The headquarters of the Asian Infrastructure Investment Bank in Beijing, capital of China, Jan. 13, 2021. / Xinhua

The headquarters of the Asian Infrastructure Investment Bank in Beijing, capital of China, Jan. 13, 2021. / Xinhua

Editor’s Note: Matteo Giovannini is a finance professional at the Industrial and Commercial Bank of China in Beijing and a member of the China Task Force at the Italian Ministry of Economic Development. The article reflects the views of the author and not necessarily those of CGTN.

The past four decades of China’s reform and opening-up policies have been widely hailed for the remarkable economic and social achievements the country has been able to achieve both at the national level, with tangible improvement in the living conditions of the people. , and internationally. , with concrete benefits for the global economy as a result of the country’s membership of the World Trade Organization (WTO) 20 years ago.

A higher level of integration with the rest of the world has naturally brought increased responsibilities and expectations for a country whose share of economic production in the global economy has increased from 4% in 2001 to almost 17% in 2020. .

A changing economic environment towards a multipolar world order, a growing lack of confidence in the financial practices of the West, the need to catalyze more investment to Asia and a clear under-representation of emerging nations in ruled institutions by the post-war United States can all be seen as aspects that led the Chinese government to initiate a new protagonist in the financial landscape of multilateral development organizations.

On December 25, the Asian Infrastructure Investment Bank (AIIB), an international financial institution established in the Chinese capital to complement long-standing lenders such as the World Bank, the International Monetary Fund (IMF) and the Asian Bank development (ADB), celebrates the 6 anniversary since the start of its operations when 57 founding members agreed to join and the bank’s statutes entered into force.

One of the most relevant aspects that probably sets the AIIB apart from similar multilateral organizations is that the bank has been able (thanks to a high level of corporate agility and a lean governance structure) to adapt quickly. to a changing business environment, thereby expanding its reach. beyond Asia and by expanding its scope of activity.

A key document that provides valuable information for understanding the current choices of the AIIB is the Corporate Strategy, which was approved last year and outlines the vision, mission and strategic directions of the bank for growth to. ‘in 2030.

An internal view of the headquarters of the Asian Infrastructure Investment Bank (AIIB) in Beijing, capital of China, Oct. 24, 2019. / Xinhua

An internal view of the headquarters of the Asian Infrastructure Investment Bank (AIIB) in Beijing, capital of China, Oct. 24, 2019. / Xinhua

Climate change is one of the most pressing global challenges of our century. In order to reduce global emissions, AIIB’s goal is to have renewable energy and green infrastructure projects in its portfolio that meet or exceed half of actual funding approvals by 2025.

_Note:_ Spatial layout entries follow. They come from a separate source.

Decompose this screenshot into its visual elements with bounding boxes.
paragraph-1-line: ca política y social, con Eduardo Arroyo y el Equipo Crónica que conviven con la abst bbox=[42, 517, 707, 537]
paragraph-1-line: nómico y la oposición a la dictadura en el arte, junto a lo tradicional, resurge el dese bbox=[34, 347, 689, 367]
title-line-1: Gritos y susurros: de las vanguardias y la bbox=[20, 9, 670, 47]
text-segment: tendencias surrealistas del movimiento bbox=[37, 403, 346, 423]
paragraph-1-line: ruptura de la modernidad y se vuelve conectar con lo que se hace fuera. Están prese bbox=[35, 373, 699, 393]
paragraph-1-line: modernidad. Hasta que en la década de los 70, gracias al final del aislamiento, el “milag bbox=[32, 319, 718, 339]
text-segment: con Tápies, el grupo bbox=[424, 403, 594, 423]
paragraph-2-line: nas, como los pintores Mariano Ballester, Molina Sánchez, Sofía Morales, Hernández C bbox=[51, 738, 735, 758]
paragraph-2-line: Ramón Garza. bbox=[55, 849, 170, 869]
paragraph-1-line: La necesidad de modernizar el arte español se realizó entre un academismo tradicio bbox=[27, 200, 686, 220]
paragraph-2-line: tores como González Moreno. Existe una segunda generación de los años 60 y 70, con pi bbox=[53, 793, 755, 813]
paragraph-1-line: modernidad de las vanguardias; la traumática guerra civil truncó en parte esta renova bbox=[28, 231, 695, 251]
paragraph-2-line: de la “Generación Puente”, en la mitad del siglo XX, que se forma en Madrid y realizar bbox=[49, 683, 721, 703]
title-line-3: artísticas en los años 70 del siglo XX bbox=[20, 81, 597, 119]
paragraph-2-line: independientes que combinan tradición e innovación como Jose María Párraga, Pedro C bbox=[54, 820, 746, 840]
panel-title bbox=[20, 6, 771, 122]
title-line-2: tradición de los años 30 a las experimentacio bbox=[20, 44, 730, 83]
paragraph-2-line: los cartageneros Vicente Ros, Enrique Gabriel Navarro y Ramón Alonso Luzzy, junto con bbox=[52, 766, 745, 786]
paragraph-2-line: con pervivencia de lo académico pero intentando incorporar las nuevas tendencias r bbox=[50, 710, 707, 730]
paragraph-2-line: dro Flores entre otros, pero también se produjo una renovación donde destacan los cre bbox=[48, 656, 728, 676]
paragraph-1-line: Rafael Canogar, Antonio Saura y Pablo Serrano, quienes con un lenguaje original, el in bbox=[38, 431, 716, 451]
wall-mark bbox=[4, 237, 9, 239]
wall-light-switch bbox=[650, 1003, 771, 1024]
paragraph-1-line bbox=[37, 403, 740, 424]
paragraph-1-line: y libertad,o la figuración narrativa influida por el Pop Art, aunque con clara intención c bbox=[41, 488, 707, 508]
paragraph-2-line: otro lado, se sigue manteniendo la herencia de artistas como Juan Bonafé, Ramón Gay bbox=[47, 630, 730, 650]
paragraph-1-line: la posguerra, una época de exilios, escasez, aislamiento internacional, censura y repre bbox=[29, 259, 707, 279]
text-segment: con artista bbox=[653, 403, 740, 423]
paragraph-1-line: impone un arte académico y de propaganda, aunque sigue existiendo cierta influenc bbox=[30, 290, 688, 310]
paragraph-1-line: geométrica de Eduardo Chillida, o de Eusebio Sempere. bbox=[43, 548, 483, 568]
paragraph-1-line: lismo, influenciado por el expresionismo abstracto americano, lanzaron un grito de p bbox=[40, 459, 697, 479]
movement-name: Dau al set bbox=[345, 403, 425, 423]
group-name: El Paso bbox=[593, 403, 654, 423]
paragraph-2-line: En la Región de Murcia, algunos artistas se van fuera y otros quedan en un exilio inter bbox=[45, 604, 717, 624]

What might be considered a bold statement is actually a very manageable goal, given that funding for climate-related projects already reached 41% of the bank’s infrastructure portfolio last year. The additional push for prioritization of projects dedicated to climate action and which can bring measurable improvements to the environment and local communities. So suggesting that the 50 percent target (four years from now) is just a formality.

From a broader perspective, the AIIB’s strategic decision aims to align its operations with the Paris Agreement. In this context and given the climate objectives set by July 1, 2023, the bank has publicly stated that it expects a 300% increase in annual financial commitments to reach $ 50 billion in climate finance by 2030.

To achieve these ambitious goals, technological innovation and private sector financing will become two essential factors in creating a smooth transition to a new paradigm of infrastructure investment focused on sustainability.

Technology will play an essential role in improving traditional infrastructures while streamlining processes, promoting sustainability, increasing the level of quality and safety and reducing costs and financial risks. The central role played by innovation during the COVID-19 pandemic is a prime example of how technology can facilitate the continued functioning of economies while fostering an irreversible transition to digital solutions in sectors ranging from healthcare to education.

The growing level of public debt resulting from the pandemic is making it increasingly difficult for the public sector to meet growing infrastructure needs, particularly in Asia, a region which accounts for 60% of the world’s population and over 45% of the world’s population. the global economy. In this regard and in light of the ambitious goals of green finance, the key role of AIIB is to leverage its strong brand, good reputation and track record to become a resource catalyst for institutional investors, in making private capital play a more relevant role in financing. the infrastructures of tomorrow.

Ultimately, it is only through a combination of in-house banking expertise in structuring transactions, implementing third-party technological advancements, and deploying private capital inflows that the AIIB will be able to to successfully lead the transition into the future. climate-resilient infrastructure that produces long-term development for local communities while preserving the planet’s natural resources.